Acunó con una mano la cabeza del bebé y Bella sintió la caricia como si se la hubiera hecho a ella misma.
—Nunca hice ninguna tarjeta de San Valentin. Ni siquiera una vez, ¿comprendes? —Edward debía asumir lo poco que tenían en común.
De pronto, él deslizó una mano bajo la mesa y entrelazó sus dedos con los de Bella.
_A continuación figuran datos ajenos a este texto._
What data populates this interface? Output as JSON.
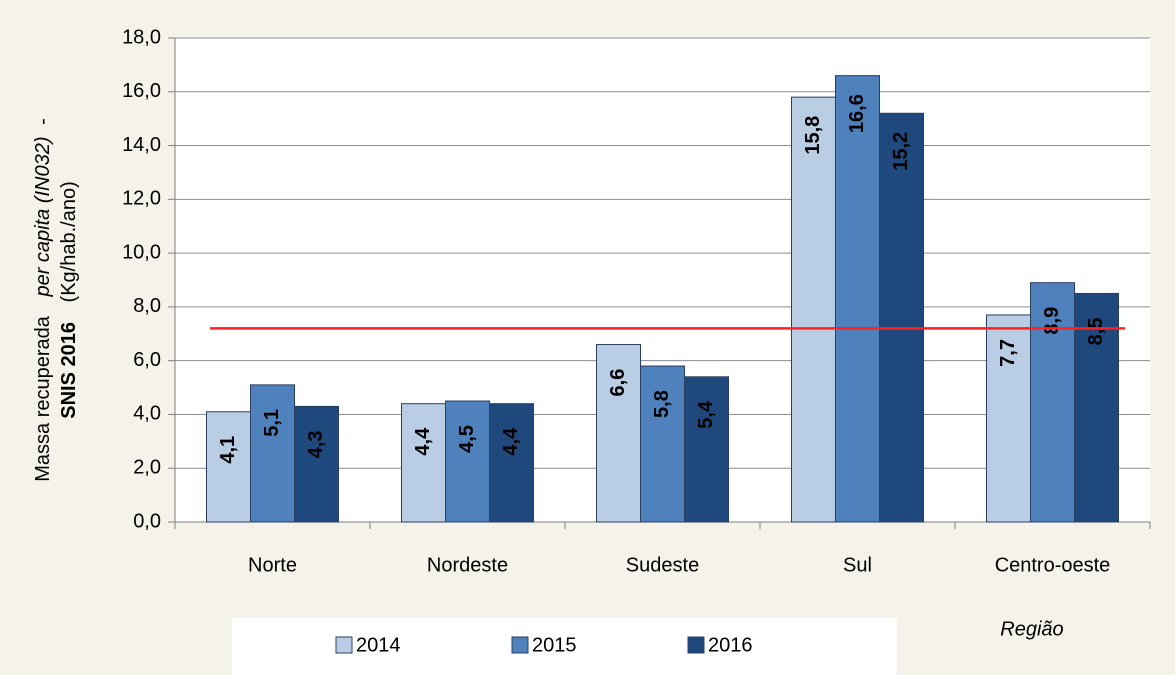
{
  "chart_data": {
    "type": "bar",
    "y_label": {
      "line1": [
        "Massa recuperada",
        "per capita (IN032)",
        "-"
      ],
      "line2": [
        "SNIS 2016",
        "(Kg/hab./ano)"
      ]
    },
    "x_label": "Região",
    "categories": [
      "Norte",
      "Nordeste",
      "Sudeste",
      "Sul",
      "Centro-oeste"
    ],
    "series": [
      {
        "name": "2014",
        "color": "#b9cde5",
        "values": [
          4.1,
          4.4,
          6.6,
          15.8,
          7.7
        ],
        "value_labels": [
          "4,1",
          "4,4",
          "6,6",
          "15,8",
          "7,7"
        ]
      },
      {
        "name": "2015",
        "color": "#4f81bd",
        "values": [
          5.1,
          4.5,
          5.8,
          16.6,
          8.9
        ],
        "value_labels": [
          "5,1",
          "4,5",
          "5,8",
          "16,6",
          "8,9"
        ]
      },
      {
        "name": "2016",
        "color": "#1f497d",
        "values": [
          4.3,
          4.4,
          5.4,
          15.2,
          8.5
        ],
        "value_labels": [
          "4,3",
          "4,4",
          "5,4",
          "15,2",
          "8,5"
        ]
      }
    ],
    "reference_line": {
      "value": 7.2,
      "color": "#ff2020"
    },
    "ylim": [
      0,
      18
    ],
    "yticks": [
      {
        "value": 0,
        "label": "0,0"
      },
      {
        "value": 2,
        "label": "2,0"
      },
      {
        "value": 4,
        "label": "4,0"
      },
      {
        "value": 6,
        "label": "6,0"
      },
      {
        "value": 8,
        "label": "8,0"
      },
      {
        "value": 10,
        "label": "10,0"
      },
      {
        "value": 12,
        "label": "12,0"
      },
      {
        "value": 14,
        "label": "14,0"
      },
      {
        "value": 16,
        "label": "16,0"
      },
      {
        "value": 18,
        "label": "18,0"
      }
    ],
    "grid": true
  }
}
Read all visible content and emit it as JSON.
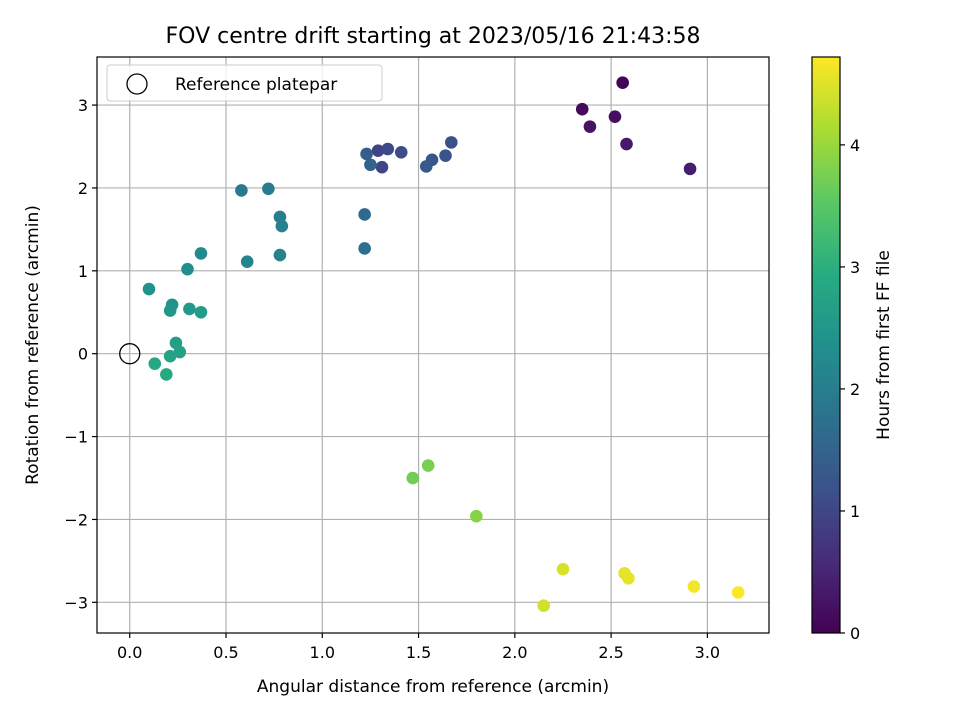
{
  "chart_data": {
    "type": "scatter",
    "title": "FOV centre drift starting at 2023/05/16 21:43:58",
    "xlabel": "Angular distance from reference (arcmin)",
    "ylabel": "Rotation from reference (arcmin)",
    "xlim": [
      -0.17,
      3.32
    ],
    "ylim": [
      -3.37,
      3.58
    ],
    "xticks": [
      0.0,
      0.5,
      1.0,
      1.5,
      2.0,
      2.5,
      3.0
    ],
    "xtick_labels": [
      "0.0",
      "0.5",
      "1.0",
      "1.5",
      "2.0",
      "2.5",
      "3.0"
    ],
    "yticks": [
      -3,
      -2,
      -1,
      0,
      1,
      2,
      3
    ],
    "ytick_labels": [
      "−3",
      "−2",
      "−1",
      "0",
      "1",
      "2",
      "3"
    ],
    "grid": true,
    "legend": {
      "position": "upper-left",
      "entries": [
        "Reference platepar"
      ]
    },
    "reference_point": {
      "x": 0.0,
      "y": 0.0
    },
    "colorbar": {
      "label": "Hours from first FF file",
      "colormap": "viridis",
      "range": [
        0,
        4.72
      ],
      "ticks": [
        0,
        1,
        2,
        3,
        4
      ],
      "tick_labels": [
        "0",
        "1",
        "2",
        "3",
        "4"
      ]
    },
    "series": [
      {
        "x": [
          2.56,
          2.35,
          2.52,
          2.39,
          2.58,
          2.91,
          1.29,
          1.31,
          1.34,
          1.41,
          1.67,
          1.64,
          1.57,
          1.54,
          1.23,
          1.25,
          1.22,
          1.22,
          0.58,
          0.72,
          0.78,
          0.79,
          0.78,
          0.61,
          0.37,
          0.3,
          0.1,
          0.22,
          0.21,
          0.31,
          0.37,
          0.24,
          0.26,
          0.21,
          0.13,
          0.19,
          1.47,
          1.55,
          1.8,
          2.15,
          2.25,
          2.57,
          2.59,
          2.93,
          3.16
        ],
        "y": [
          3.27,
          2.95,
          2.86,
          2.74,
          2.53,
          2.23,
          2.45,
          2.25,
          2.47,
          2.43,
          2.55,
          2.39,
          2.34,
          2.26,
          2.41,
          2.28,
          1.68,
          1.27,
          1.97,
          1.99,
          1.65,
          1.54,
          1.19,
          1.11,
          1.21,
          1.02,
          0.78,
          0.59,
          0.52,
          0.54,
          0.5,
          0.13,
          0.02,
          -0.03,
          -0.12,
          -0.25,
          -1.5,
          -1.35,
          -1.96,
          -3.04,
          -2.6,
          -2.65,
          -2.71,
          -2.81,
          -2.88
        ],
        "hours": [
          0.05,
          0.12,
          0.18,
          0.25,
          0.32,
          0.4,
          0.95,
          1.0,
          1.05,
          1.1,
          1.15,
          1.2,
          1.25,
          1.3,
          1.4,
          1.5,
          1.6,
          1.7,
          1.9,
          1.95,
          2.0,
          2.05,
          2.1,
          2.15,
          2.25,
          2.3,
          2.4,
          2.45,
          2.5,
          2.55,
          2.6,
          2.65,
          2.7,
          2.75,
          2.8,
          2.85,
          3.7,
          3.75,
          3.85,
          4.4,
          4.45,
          4.55,
          4.55,
          4.65,
          4.7
        ]
      }
    ]
  }
}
—Yo tampoco hice tarjetas de San Valentín, querida —dijo, arrastrando la voz con el característico acento de Seattle—. Bueno, sólo una al año, aunque nunca llegaba a mandarla —Bella contuvo el aliento. Edward no estaba captando lo que trataba de hacerle ver. Era evidente que no quería luchar contra lo que había entre ellos. ¿Por qué se empeñaba en no reconocer lo distantes que estaban el uno del otro?
Los hombres eran criaturas difíciles de entender.
—¿No quieres saber para quién hacía mi tarjeta de San Valentín? —insistió él con suavidad.
Bella negó con la cabeza. No quería saberlo. Sólo quería que le soltara la mano y luego reconociera que no tenían nada en común. Nada.
De todos modos, Edward continuó.
—Hacía la tarjeta para mis padres. Padres que, como te sucedió a ti con los tuyos, nunca llegué a conocer.
Edward la dejó ir entonces. La pasada noche, Bella tomó a su bebé en brazos y fue rápidamente a su habitación, como una potranca asustadiza y sin experiencia que hubiera olfateado a un semental.
Emmett alzó una interrogante ceja.
—¿Vas a hacerle daño?
Aquello enfadó a Edward.
—¡Claro que no!
—¿Estás seguro de que todo va bien?
—No te pongas en plan vaquero conmigo, Emmett.
Emmett alzó la otra ceja.
—No tiene nada de vaquero querer proteger a una mujer.
Edward apretó los puños.
—Lleva mi apellido.
—Por una razón —dijo Emmett con calma—. No por un precio.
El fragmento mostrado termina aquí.